Na leitura mensal, 2025 trouxe números acima da tendência histórica de 53 processos de recuperação judicial por mês. Em relação ao total de Cadastro Nacional de Pessoas Jurídicas (CNPJ), o movimento foi semelhante: o número de empresas envolvidas superou recorrentemente a média de longo prazo, de 106 CNPJs mensais.

"Esse descolamento em relação à tendência estrutural sugere que a pressão sobre o caixa das empresas - especialmente nos segmentos mais sensíveis ao crédito — continuou significativa, levando mais negócios a recorrer ao mecanismo de reestruturação judicial", disse Abdelmalack.

Os pedidos de falência foram na direção oposta à dos processos de recuperação judicial. Em 2025, foram registrados 698 CNPJs com pedidos de falência, o que representa queda de 19,0% na comparação com 2024, e um valor muito menor que o observado em 2012 (1.810 CNPJs). O número de processos de falência também diminuiu em 2025 ante 2024, em 15,5%, para 686.

Segundo a Serasa Experian, o pedido de falência era frequentemente utilizado por credores como instrumento de indução ao pagamento de dívidas por parte das empresas devedoras, e atualmente há alternativas mais adequadas para atingir este objetivo, reduzindo a necessidade de recorrer ao pedido de falência como meio de cobrança.
Publicidade
Agronegócio
O segmento de agropecuária teve o maior número de empresas envolvidas em processos de recuperação judicial em 2025, segundo informações divulgadas pela Serasa Experian. O setor concentrou 30,1% (743) dos CNPJs que buscaram pela recuperação judicial.

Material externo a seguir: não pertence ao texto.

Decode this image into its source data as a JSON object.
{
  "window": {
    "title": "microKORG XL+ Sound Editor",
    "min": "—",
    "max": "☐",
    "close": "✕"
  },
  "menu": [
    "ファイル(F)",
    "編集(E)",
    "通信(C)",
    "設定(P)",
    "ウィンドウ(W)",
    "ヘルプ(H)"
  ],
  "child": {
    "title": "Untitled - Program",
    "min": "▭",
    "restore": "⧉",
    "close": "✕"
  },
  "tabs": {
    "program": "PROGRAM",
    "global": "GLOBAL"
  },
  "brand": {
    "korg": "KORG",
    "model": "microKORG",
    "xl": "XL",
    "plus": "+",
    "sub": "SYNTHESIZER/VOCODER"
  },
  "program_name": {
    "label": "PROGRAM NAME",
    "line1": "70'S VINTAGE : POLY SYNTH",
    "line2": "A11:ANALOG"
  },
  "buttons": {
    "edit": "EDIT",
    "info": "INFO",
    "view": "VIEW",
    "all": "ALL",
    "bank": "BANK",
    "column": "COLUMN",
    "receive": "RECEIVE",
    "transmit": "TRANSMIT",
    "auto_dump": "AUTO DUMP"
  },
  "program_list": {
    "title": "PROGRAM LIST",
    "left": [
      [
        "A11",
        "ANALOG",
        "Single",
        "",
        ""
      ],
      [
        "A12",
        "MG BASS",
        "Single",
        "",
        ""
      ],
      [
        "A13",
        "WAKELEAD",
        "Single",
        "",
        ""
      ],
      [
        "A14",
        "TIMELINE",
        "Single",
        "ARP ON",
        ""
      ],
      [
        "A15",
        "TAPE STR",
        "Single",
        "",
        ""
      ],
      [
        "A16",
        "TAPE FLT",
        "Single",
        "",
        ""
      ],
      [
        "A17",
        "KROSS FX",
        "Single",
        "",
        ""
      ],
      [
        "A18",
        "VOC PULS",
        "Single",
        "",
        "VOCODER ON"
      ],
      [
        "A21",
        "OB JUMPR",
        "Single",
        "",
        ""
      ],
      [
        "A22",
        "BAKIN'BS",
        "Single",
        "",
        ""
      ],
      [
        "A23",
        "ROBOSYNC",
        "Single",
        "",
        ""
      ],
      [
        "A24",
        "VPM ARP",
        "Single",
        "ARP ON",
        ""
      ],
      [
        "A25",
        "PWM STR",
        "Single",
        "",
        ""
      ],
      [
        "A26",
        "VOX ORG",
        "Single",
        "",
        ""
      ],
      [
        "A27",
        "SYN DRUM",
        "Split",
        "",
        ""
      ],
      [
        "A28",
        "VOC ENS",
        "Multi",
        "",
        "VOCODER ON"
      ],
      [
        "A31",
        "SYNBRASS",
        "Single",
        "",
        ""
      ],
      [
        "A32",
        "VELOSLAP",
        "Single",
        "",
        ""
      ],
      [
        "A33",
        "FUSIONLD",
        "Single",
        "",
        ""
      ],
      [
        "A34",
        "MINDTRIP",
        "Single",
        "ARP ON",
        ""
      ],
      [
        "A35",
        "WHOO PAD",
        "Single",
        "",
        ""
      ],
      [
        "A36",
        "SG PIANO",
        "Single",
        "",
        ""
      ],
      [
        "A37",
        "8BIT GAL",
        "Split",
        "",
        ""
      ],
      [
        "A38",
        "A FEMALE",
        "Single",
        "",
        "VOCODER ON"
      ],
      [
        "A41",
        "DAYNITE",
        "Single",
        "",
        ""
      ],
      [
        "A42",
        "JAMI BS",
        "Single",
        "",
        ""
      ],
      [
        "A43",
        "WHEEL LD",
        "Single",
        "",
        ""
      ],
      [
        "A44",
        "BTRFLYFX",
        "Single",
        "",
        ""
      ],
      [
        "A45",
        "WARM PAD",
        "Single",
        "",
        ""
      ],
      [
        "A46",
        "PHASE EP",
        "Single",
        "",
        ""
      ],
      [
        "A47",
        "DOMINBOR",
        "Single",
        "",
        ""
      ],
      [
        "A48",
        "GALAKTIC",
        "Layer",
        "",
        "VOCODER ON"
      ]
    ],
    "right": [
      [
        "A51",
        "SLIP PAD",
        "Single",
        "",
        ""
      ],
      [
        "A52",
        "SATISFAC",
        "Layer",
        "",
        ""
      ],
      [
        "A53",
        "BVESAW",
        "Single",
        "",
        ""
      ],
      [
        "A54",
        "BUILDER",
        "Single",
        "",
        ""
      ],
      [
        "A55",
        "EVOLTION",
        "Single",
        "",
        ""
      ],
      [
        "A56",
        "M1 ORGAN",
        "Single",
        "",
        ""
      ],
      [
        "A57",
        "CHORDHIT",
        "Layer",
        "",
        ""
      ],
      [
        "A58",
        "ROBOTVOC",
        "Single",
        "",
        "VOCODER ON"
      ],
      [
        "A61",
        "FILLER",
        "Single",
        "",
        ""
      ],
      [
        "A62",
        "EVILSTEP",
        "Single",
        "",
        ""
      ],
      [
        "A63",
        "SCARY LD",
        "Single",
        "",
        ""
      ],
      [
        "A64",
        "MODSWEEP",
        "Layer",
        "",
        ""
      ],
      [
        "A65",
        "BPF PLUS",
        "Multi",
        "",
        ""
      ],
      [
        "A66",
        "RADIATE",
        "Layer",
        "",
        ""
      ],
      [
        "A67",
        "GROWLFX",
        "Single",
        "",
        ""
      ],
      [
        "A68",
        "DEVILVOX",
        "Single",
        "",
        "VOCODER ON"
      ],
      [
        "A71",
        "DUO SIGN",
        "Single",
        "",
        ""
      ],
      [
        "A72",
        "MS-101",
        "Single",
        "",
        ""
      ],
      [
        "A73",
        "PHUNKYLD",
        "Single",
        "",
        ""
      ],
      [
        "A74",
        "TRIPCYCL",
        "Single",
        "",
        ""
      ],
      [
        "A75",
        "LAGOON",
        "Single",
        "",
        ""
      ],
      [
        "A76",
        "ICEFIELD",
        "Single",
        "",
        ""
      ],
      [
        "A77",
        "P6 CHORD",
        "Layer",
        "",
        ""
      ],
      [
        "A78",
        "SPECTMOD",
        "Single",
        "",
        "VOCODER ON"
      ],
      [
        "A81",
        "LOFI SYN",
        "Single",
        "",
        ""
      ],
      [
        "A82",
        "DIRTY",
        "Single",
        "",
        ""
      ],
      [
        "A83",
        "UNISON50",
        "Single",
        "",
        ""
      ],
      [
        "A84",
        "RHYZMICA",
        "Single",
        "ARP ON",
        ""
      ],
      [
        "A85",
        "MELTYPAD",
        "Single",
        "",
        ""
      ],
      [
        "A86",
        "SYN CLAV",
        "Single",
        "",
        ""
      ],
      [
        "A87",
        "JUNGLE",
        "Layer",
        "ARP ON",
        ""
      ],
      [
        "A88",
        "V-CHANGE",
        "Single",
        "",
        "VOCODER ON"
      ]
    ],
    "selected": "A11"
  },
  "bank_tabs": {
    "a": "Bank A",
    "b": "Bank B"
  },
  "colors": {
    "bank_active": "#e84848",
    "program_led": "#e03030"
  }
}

Os prestadores de serviços, que eram os líderes em 2024, fecharam 2025 com 30% (739). Em seguida, vieram comércio (21,7%; 535 CNPJs) e indústria (18,2%; 449 CNPJs).

Segundo a Serasa Experian, a distribuição dos pedidos reflete desafios distintos enfrentados pelos setores da economia, influenciados por fatores como custo de crédito, dinâmica de demanda e estrutura de endividamento das empresas.

"A agropecuária opera sob um conjunto de riscos climáticos e biológicos como, estiagens, excesso de chuva, geadas, pragas e doenças", disse a Camila Abdelmalack.

"A isso se somam choques de preços de commodities, insumos dolarizados como, fertilizantes e defensivos, exposição cambial e um ciclo financeiro mais longo de safra-entressafra, que amplifica a volatilidade de receita e caixa. Em cenários adversos, esses fatores comprimem margens e capacidade de pagamento ao longo de toda a cadeia, do produtor à armazenagem, logística, agroindústria e tradings, elevando a necessidade de renegociação de passivos e tornando a recuperação judicial um instrumento para preservar operação e emprego", acrescentou.